2008

I. Buruma, A. Margalit, Occidentalism, Penguin Books, New York 2004, ISBN 88-06-17198-4

What do German Romantics, Friedrich Engels, Sayyid Qutb, Tolstoj and contemporary militant Islamists have in common? "Occidentalism" - sounds the provocative thesis put forward by Buruma and Margalit. Occidentalism is a dehumanising picture of the West, which portraits it as a soulless civilisation based on commodified social relationships and a materialist credo.

Like Orientalism - the tendency to look at the Orient as an immutable block based on a series of stereotypes - Occidentalism is based on prejudices and, as such, it engenders loathing and hatred. Whereas Orientalism, one can observe, is born in the colonising counterpart, Occidentalism - the hate for the West - is here traced back to Occident itself. It is precisely in the critics of European modernity that the authors find the first examples of Occidentalism. After a first introductory chapter, the book reconstructs the major strands of "Occidentalism": 1. the criticism of the alienating life of the modern metropolis, the "occidental city" (Chapter 2), and of its "mercantile" spirit, so strongly opposed to the cult of "heroes" (Chapter 3); 2. the opposition to what the authors call the "mind of the West", a mind without a soul, efficient like a calculator, but hopeless at doing what is humanly important (Chapter 4). This opposition is, from European critics of modernity to Islamist ideologists, the main source of contemporary Occidentalism.

Islamist ideologists certainly added something new to old forms of Occidentalism (the portrait of the West as idolatrous barbarism, as cult of a materialist false god, as it emerges from Chapters 5 and 6) but its source, always according to the authors, goes far back in time, to the Western critics of modernity themselves.

The thesis is very attractive, not least because of its simplicity.

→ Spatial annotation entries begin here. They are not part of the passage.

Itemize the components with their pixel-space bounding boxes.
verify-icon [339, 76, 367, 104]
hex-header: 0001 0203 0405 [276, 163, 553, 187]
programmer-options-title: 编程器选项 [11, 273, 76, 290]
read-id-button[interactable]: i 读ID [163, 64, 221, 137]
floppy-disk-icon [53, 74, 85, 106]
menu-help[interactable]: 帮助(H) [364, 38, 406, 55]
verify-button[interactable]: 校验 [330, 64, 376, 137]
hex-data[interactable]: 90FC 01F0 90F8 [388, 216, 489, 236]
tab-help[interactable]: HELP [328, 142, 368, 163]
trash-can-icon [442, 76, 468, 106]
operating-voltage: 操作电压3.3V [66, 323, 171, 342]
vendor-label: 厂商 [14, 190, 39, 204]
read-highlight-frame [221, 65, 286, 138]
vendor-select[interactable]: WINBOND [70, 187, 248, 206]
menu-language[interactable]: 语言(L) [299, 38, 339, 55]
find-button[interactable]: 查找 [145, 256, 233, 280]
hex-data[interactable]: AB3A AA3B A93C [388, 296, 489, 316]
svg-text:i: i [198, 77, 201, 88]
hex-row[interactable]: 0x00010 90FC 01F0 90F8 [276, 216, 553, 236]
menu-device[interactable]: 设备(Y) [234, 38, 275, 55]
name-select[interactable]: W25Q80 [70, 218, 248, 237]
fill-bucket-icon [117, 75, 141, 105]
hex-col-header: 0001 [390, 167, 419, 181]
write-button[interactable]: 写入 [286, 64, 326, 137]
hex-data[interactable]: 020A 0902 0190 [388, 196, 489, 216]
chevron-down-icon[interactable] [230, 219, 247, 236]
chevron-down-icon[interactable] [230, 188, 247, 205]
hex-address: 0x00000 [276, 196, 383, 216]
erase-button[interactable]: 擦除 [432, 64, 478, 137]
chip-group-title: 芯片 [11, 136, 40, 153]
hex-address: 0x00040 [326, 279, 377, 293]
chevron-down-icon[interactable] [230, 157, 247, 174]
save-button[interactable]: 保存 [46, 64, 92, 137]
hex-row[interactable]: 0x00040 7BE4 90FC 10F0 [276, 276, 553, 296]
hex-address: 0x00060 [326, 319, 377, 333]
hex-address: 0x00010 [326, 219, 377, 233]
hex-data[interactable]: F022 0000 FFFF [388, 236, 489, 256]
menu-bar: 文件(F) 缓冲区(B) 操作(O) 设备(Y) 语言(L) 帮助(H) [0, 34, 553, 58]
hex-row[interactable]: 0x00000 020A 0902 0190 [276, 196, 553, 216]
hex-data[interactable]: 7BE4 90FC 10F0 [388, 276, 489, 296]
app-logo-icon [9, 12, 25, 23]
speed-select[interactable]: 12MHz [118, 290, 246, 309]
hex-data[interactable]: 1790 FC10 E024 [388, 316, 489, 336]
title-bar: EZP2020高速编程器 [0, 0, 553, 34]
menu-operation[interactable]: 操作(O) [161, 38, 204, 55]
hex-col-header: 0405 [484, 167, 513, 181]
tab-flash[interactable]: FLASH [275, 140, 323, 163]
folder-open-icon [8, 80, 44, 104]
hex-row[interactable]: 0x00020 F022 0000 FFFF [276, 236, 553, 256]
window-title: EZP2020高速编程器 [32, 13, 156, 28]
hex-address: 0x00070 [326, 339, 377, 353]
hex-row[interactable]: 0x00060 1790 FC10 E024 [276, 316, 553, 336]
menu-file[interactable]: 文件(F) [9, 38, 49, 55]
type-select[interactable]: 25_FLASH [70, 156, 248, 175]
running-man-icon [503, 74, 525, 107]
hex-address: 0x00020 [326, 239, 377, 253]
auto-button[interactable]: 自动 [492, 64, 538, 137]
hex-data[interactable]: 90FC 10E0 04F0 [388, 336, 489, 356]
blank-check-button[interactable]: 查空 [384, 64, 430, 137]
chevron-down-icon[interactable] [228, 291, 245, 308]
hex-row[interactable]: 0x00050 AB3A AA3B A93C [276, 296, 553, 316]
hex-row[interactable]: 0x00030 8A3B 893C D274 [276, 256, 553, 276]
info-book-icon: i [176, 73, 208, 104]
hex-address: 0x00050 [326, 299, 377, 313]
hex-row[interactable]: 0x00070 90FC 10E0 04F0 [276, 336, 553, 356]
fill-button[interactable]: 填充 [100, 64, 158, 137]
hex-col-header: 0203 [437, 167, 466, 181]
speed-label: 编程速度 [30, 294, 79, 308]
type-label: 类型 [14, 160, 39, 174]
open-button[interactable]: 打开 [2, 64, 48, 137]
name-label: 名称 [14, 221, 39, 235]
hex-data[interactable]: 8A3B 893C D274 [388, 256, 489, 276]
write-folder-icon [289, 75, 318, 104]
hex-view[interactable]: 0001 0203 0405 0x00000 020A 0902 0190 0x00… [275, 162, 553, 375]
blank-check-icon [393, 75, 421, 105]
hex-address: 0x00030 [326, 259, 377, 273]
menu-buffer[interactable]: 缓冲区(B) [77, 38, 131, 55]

In an epoch desperately in search of tools for coping with what seems to be out of the capacity of human understanding (but perhaps simply requires a great deal of work and commitment), it does not come as surprise if Buruma's and Margalit's book appeared as "grandly illuminating" (Foreign Affairs).

However, the simplicity of the thesis, which explains the success of the book, also hides its main weaknesses. First, the analogy between Occidentalism and Orientalism is misleading. Occidentalism cannot be the simple counterpart of Orientalism, because the latter reflects the asymmetry of power between a colonising West and colonised East, which finds no equivalent in all the strands of Occidentalism analysed by the two authors. Neither the German romantics nor contemporary militant Islamists look at the West from the standpoint of a colonising power at the same time fascinated and repelled by the mysteries of the conquered exotic lands.

Second, doubts may arise as the meaning of the enterprise as a whole: how helpful is going back to German Romantics or the Russian Slavophiles in order to understand the contemporary Islamists' hate for the West? Do they have similar reasons for hating it? The point is not simply that such a 150-pages tour de force in two hundred years of worldwide intellectual history cannot but be inaccurate (none of the Islamist thinkers is quoted through his or her own writings, but always through "western" works on them). The problem is that putting together such different authors writing from such disparate historical and political contexts cannot but be misleading. It hides the different reasons, rooted in the different contexts, for hating the West, and in particular the fact that a critique of western modernity that has been done from within (such as that of Engels) cannot be put together with a critique that is done outside of it, from the perspective of someone who sees it as a possible danger but remains fundamentally stranger to it.